+Our goal is to enable the study of **unmodified MPI applications**,
+and even if some constructs and features are still missing, we
+consider SMPI to be stable and usable in production. For **further
+scalability**, you may modify your code to speed up your studies or
+save memory space. Improved **simulation accuracy** requires some
+specific care from you.
+
+ - @ref SMPI_use
+ - @ref SMPI_use_compile
+ - @ref SMPI_use_exec
+ - @ref SMPI_use_colls
+ - @ref SMPI_use_colls_algos
+ - @ref SMPI_use_colls_tracing
+ - @ref SMPI_what
+ - @ref SMPI_what_coverage
+ - @ref SMPI_what_globals
+ - @ref SMPI_adapting
+ - @ref SMPI_adapting_size
+ - @ref SMPI_adapting_speed
+ - @ref SMPI_accuracy
+
+
+@section SMPI_use Using SMPI
+
+If you're absolutely new to MPI, you should first take our online
+[SMPI CourseWare](https://simgrid.github.io/SMPI_CourseWare/), and/or
+take a MPI course in your favorite university. If you already know
+MPI, SMPI should sound very familiar to you: Use smpicc instead of
+mpicc, and smpirun instead of mpirun, and you're almost set. Once you
+get a virtual platform description (see @ref platform), you're good to
+go.
+
+@subsection SMPI_use_compile Compiling your code
+
+For that, simply use <tt>smpicc</tt> as a compiler just
+like you use mpicc with other MPI implementations. This script
+still calls your default compiler (gcc, clang, ...) and adds the right
+compilation flags along the way.
+
+Alas, some building infrastructures cannot cope with that and your
+<tt>./configure</tt> may fail, reporting that the compiler is not
+functional. If this happens, define the <tt>SMPI_PRETEND_CC</tt>
+environment variable before running the configuration. Do not define
+it when using SMPI!
+
+@verbatim
+SMPI_PRETEND_CC=1 ./configure # here come the configure parameters
+make
+@endverbatim
+
+\warning
+ Again, make sure that SMPI_PRETEND_CC is not set when you actually
+ compile your application. It is just a work-around for some configure-scripts
+ and replaces some internals by "return 0;". Your simulation will not
+ work with this variable set!
+
+@subsection SMPI_use_exec Executing your code on the simulator
+
+Use the <tt>smpirun</tt> script as follows for that:
+
+@verbatim
+smpirun -hostfile my_hostfile.txt -platform my_platform.xml ./program -blah
+@endverbatim
+
+ - <tt>my_hostfile.txt</tt> is a classical MPI hostfile (that is, this
+ file lists the machines on which the processes must be dispatched, one
+ per line)
+ - <tt>my_platform.xml</tt> is a classical SimGrid platform file.

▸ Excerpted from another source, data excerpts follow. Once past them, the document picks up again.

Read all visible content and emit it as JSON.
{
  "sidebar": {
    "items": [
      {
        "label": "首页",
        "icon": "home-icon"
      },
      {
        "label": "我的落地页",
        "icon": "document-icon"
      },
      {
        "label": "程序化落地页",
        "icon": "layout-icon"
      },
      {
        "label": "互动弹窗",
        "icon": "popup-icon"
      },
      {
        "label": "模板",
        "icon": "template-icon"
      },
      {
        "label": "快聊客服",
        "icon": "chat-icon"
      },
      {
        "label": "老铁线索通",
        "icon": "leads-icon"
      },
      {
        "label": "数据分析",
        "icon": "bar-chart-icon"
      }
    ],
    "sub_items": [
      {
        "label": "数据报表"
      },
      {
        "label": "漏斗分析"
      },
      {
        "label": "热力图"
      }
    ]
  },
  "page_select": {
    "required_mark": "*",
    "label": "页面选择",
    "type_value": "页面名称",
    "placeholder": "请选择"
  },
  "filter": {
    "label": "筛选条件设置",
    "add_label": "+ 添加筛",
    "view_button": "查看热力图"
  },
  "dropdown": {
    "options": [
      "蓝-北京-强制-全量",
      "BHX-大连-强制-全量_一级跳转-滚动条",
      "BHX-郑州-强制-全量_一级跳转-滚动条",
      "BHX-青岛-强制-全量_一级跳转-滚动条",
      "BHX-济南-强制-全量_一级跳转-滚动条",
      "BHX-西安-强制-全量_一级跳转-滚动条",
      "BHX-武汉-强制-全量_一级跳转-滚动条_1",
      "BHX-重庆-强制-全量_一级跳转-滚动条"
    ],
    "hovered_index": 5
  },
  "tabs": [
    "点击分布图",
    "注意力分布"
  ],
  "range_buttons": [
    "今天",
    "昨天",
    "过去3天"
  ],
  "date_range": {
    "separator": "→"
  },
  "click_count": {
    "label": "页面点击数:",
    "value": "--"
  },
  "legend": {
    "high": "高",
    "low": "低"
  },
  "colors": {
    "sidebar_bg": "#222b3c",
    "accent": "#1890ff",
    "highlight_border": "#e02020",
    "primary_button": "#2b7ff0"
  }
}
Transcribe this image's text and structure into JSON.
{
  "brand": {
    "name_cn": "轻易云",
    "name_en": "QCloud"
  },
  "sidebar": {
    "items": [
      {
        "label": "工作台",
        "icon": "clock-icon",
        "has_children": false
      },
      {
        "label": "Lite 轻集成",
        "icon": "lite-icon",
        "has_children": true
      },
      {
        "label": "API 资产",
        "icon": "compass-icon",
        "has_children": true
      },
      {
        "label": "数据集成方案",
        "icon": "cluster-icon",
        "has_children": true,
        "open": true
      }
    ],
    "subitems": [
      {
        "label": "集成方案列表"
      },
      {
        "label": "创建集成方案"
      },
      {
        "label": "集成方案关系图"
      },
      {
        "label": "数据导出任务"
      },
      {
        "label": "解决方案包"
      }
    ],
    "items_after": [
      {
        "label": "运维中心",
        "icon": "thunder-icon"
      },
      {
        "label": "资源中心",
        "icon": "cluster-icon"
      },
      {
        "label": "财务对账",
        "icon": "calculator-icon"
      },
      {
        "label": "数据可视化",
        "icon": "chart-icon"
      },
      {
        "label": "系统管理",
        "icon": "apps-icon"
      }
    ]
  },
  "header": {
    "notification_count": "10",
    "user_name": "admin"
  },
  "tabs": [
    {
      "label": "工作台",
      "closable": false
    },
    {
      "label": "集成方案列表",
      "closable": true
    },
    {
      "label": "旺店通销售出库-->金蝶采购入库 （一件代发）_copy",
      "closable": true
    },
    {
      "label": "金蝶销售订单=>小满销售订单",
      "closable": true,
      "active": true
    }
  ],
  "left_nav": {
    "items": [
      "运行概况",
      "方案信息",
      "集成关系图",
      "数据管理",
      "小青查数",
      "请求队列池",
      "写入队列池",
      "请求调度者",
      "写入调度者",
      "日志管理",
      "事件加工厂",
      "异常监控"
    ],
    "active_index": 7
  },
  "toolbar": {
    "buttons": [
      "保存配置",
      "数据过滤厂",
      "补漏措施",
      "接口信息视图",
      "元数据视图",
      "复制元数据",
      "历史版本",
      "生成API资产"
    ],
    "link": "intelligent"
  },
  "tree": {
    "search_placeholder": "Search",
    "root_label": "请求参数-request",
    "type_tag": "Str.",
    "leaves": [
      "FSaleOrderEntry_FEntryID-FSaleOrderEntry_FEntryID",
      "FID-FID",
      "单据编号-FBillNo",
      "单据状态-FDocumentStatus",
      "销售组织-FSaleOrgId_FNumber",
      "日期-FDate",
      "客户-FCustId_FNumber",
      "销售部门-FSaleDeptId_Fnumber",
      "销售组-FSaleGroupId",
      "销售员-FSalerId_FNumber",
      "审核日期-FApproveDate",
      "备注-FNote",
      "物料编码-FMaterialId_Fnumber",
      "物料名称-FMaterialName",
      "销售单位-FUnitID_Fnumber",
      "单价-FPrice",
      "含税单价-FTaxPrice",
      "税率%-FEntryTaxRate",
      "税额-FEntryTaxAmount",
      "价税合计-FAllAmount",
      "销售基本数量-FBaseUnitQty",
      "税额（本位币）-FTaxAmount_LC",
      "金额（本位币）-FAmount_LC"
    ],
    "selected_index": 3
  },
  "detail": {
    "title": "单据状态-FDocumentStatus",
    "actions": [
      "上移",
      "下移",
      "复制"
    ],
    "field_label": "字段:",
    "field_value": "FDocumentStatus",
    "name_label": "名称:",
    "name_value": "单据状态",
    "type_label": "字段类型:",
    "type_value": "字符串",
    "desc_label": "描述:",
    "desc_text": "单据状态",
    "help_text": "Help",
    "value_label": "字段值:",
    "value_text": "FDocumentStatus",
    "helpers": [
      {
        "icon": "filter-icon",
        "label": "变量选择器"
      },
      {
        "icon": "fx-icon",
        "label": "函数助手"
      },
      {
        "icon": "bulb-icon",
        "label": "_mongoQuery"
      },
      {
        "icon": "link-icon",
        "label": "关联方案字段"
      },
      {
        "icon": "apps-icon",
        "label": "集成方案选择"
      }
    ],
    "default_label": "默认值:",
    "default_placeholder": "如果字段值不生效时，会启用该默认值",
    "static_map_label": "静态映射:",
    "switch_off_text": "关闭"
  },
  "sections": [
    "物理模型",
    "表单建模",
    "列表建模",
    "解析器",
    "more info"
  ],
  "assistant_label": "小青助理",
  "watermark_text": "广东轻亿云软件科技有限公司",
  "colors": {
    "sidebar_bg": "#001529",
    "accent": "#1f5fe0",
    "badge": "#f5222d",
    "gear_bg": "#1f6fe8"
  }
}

Of
+ course, the hosts of the hostfile must exist in the provided
+ platform.
+ - <tt>./program</tt> is the MPI program to simulate, that you
+ compiled with <tt>smpicc</tt>
+ - <tt>-blah</tt> is a command-line parameter passed to this program.
+
+<tt>smpirun</tt> accepts other parameters, such as <tt>-np</tt> if you
+don't want to use all the hosts defined in the hostfile, <tt>-map</tt>
+to display on which host each rank gets mapped of <tt>-trace</tt> to
+activate the tracing during the simulation. You can get the full list
+by running
+
+@verbatim
+smpirun -help
+@endverbatim
+
+@subsection SMPI_use_colls Simulating collective operations
+
+MPI collective operations are crucial to the performance of MPI
+applications and must be carefully optimized according to many
+parameters. Every existing implementation provides several algorithms
+for each collective operation, and selects by default the best suited
+one, depending on the sizes sent, the number of nodes, the
+communicator, or the communication library being used. These
+decisions are based on empirical results and theoretical complexity
+estimation, and are very different between MPI implementations. In
+most cases, the users can also manually tune the algorithm used for
+each collective operation.
+
+SMPI can simulate the behavior of several MPI implementations:
+OpenMPI, MPICH,
+<a href="http://star-mpi.sourceforge.net/">STAR-MPI</a>, and
+MVAPICH2. For that, it provides 115 collective algorithms and several
+selector algorithms, that were collected directly in the source code
+of the targeted MPI implementations.
+
+You can switch the automatic selector through the
+\c smpi/coll-selector configuration item. Possible values:
+
+ - <b>ompi</b>: default selection logic of OpenMPI (version 1.7)
+ - <b>mpich</b>: default selection logic of MPICH (version 3.0.4)
+ - <b>mvapich2</b>: selection logic of MVAPICH2 (version 1.9) tuned
+ on the Stampede cluster
+ - <b>impi</b>: preliminary version of an Intel MPI selector (version
+ 4.1.3, also tuned for the Stampede cluster). Due the closed source
+ nature of Intel MPI, some of the algorithms described in the
+ documentation are not available, and are replaced by mvapich ones.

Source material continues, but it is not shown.